Energy Saving Tips

Ways to save energy with your air conditioning

With the rising cost of electricity, we need to find way to cut energy use, improve the efficiency of you air conditioning and reduce costs at the same time? While it is an inescapable fact that air conditioning uses a substantial amount of electricity. Most systems use much more power than they need to. Usually this is due to factors that can be easily remedied through improved maintenance, sometimes in conjunction with a few simple adjustments to the design or operation of the system.

Experience shows that these are the five main causes of excessive energy use. Generally the remedies are simple and in most cases inexpensive – in fact they should pay for themselves in next to no time.

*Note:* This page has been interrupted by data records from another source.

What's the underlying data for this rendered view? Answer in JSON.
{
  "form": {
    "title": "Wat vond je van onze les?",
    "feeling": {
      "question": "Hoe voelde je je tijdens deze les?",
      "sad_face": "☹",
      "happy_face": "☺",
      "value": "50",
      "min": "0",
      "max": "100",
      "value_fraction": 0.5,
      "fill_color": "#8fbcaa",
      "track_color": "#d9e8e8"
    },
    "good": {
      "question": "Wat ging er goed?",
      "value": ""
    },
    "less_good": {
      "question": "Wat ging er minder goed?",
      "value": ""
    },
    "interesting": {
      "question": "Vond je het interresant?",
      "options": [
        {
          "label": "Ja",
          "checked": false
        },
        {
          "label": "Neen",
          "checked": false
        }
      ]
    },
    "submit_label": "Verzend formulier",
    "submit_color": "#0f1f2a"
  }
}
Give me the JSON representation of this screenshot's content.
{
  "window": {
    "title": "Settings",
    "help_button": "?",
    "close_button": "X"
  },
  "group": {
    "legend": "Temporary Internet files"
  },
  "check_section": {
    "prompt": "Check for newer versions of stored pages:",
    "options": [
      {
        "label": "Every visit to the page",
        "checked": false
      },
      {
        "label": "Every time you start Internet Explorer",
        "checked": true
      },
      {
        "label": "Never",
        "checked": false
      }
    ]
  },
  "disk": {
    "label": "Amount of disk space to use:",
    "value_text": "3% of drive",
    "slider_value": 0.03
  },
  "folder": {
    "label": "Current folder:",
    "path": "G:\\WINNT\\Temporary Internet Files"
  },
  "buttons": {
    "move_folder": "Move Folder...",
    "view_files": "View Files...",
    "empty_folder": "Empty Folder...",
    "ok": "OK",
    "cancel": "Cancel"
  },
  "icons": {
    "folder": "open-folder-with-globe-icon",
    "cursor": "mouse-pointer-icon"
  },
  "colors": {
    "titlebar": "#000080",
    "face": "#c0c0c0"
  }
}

    Air Conditioners are regulated by some type of time clock which automatically controls operating hours

    This very convenient feature is , also a principal cause of energy wastage, often the air conditioning starts much too early or keeps running after everyone has left or worse still it is left running over the weekend or during public holidays. Ideally, different seasons require different start up times as the air conditioning load varies.

    Some simple but very effective remedies include:-

    1. Adjust settings for daylight saving and seasonal changes
    2. Optimising start up and shut down times
    3. Avoid unnecessary operations after business hours, during weekends or public holidays.

    Air Conditioning operates most efficiently (and uses the least energy) when it is working well. Otherwise it’s like driving a car on a flat tyre, or one that burns too much fuel poor performance and a waste of energy.

    Items such as blocked filters, dirty coils and fans all reduce the efficiency of your air conditioning system, making it work harder and longer to achieve the same result. Correct refrigerant charge is also important: a small error (undercharge or overcharge) has an exaggerated negative effect on system performance, efficiency and energy use.

    A planned maintenance routine, carried out by competent technicians ensures that you get the most from your air conditioning equipment. When carried out correctly, energy savings alone should more than pay for the cost of maintenance.

    Many air conditioning systems incorporate a number of zones where temperature can be individually controlled. This is essential, as different zones need to be able to respond to changes in the environment for instance – a west facing zone will need to additional cooling during summer.

    Typically the larger the site, the more zones – each with some type of temperature control. If they are not correctly set there is the potential for the zones to fight one another, causing the air conditioning to heat and cool simultaneously (often noticed as hot and cold zones, or fluctuating temperatures).

    Not only is this uncomfortable and a cause of constant thermostat fiddling by staff, it Is a waste of energy as well.

    Correct thermostat setting, as well as correct location, is critical to good performance and efficiency. Sadly, it is also all too often ignored during maintenance duties.

    You have probably already heard the term “air balancing”, basically it means delivering the correct amount of air to the right place. This is very important to ensure comfort conditions, and if it’s right you should barely notice that the air conditioning is running at all.

    Typically this gets fiddled with over the years, or perhaps it has not been adjusted correctly following changes to the work space, resulting in a system that is out of balance. Often this will cause hot and cold spots¸ uncomfortable draughts and annoying, whistling air noises.

    Air Conditioned premises should not be thought of as closed environments, a completely sealed system would be neither safe nor comfortable.

    Every work place needs to introduce a certain amount of fresh air – depending on use, otherwise it would be unhealthy and it would feel stale.

    As it’s often the case, it’s a question of balance. The external air might be hot and humid (eg in summer), which needs to be conditioned at great expense, so it’s important to not have too much. On the other hand, cool outside air can be used effectively to cool or pre-cool premises – for instance, to get rid of build-up heat after a hot weekend.

    This is relatively simple to adjust, although often ignored as it is not viewed as a maintenance issue. Nevertheless it could make a significant difference to energy consumption and operating costs.